A: Well, he tried to be swayed by women; he was just unlucky. Orwell's 
integrity was totally genuine and is totally admirable. He refused to hedge 
and was happy to pay the price, if there was one. Keep in mind, though, 
that he was not writing behind the Iron Curtain. He was in no danger of 
persecution for what he wrote, and, in fact, his position on the Soviet 
Union was fairly compatible with official policy most of the time. It was 
not dangerous to be an anti-Communist in England—except among leftist 
intellectuals. So when we talk about Orwell having the courage of his 
convictions, we are talking about the relatively parochial difficulty of 
disagreeing with friends and fellow-writers on the Soviet Union. It is a 
little like saying that Christopher Hitchens is courageous for breaking 
with other leftist writers by supporting the war on terror. An overwhelming 
majority of Americans support the war on terror.

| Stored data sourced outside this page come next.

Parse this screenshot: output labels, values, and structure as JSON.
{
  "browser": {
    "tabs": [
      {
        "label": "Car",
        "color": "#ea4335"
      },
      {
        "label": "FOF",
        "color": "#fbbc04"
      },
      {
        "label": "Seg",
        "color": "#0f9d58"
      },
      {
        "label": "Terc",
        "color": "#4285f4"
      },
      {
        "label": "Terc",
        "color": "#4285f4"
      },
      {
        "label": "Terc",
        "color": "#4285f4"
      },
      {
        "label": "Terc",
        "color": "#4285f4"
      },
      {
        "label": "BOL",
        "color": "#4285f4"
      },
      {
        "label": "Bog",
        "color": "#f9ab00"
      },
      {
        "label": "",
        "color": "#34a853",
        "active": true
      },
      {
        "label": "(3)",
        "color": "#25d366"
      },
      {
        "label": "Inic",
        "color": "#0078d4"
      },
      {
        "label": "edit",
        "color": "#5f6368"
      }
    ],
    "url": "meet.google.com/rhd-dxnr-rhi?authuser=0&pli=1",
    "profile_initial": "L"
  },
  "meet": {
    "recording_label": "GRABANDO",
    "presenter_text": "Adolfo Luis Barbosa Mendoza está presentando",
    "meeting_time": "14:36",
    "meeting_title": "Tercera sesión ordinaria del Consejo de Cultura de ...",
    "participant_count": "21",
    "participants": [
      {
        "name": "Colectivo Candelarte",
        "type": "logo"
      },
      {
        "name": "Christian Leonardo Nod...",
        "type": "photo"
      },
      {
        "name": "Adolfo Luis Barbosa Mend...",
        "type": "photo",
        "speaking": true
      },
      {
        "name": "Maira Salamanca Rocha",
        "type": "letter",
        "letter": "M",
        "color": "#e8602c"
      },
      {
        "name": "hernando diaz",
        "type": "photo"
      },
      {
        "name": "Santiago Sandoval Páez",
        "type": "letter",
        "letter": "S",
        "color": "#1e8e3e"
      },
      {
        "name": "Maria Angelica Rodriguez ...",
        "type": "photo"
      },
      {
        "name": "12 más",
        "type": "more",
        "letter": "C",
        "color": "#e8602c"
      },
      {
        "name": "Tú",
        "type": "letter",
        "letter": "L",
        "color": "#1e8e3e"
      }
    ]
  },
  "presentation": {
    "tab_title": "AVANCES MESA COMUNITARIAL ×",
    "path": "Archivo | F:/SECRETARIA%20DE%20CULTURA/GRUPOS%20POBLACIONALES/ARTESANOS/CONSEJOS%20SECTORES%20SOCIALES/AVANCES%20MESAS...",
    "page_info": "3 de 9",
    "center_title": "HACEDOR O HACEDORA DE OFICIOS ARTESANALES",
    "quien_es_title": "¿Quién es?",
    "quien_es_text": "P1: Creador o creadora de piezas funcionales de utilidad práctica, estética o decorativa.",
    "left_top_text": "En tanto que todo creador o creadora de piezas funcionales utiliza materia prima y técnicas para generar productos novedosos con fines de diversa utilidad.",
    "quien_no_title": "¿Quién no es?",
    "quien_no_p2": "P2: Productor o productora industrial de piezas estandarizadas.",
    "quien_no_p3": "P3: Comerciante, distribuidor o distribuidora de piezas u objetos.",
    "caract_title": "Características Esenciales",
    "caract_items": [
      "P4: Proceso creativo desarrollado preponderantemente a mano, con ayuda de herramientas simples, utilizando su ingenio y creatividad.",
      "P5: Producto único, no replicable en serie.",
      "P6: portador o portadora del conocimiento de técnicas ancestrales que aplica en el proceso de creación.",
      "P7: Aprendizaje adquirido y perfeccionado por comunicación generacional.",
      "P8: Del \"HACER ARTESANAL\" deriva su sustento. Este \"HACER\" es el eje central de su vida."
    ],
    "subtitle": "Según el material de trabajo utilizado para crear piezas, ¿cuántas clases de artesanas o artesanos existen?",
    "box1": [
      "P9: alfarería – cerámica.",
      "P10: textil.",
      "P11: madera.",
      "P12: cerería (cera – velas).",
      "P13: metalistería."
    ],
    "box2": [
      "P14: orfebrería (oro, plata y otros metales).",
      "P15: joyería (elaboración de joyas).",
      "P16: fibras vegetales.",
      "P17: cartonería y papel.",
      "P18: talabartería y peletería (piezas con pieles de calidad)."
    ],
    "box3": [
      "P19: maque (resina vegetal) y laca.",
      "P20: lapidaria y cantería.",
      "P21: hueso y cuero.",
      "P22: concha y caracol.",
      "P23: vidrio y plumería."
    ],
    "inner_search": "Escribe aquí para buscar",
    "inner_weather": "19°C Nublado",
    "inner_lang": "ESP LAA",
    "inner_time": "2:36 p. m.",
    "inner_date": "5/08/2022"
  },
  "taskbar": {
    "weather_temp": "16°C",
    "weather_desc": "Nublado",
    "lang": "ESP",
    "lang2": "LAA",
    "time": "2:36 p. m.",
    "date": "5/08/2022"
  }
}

Q: How has Orwell's reputation changed over time? Wasn't there a period 
when he was very much out of fashion with intellectuals on the American left?

A: When Orwell became a hero to Cold War liberals, his work, particularly 
"Animal Farm" and "1984," was seen as propagandistic and fatalistic. Even 
something like "Inside the Whale," a piece of literary criticism about 
Henry Miller's "Tropic of Cancer," was taken (incorrectly) as an invitation 
to political passivity. The collapse of Soviet Communism seems to have 
tilted the balance back in Orwell's favor.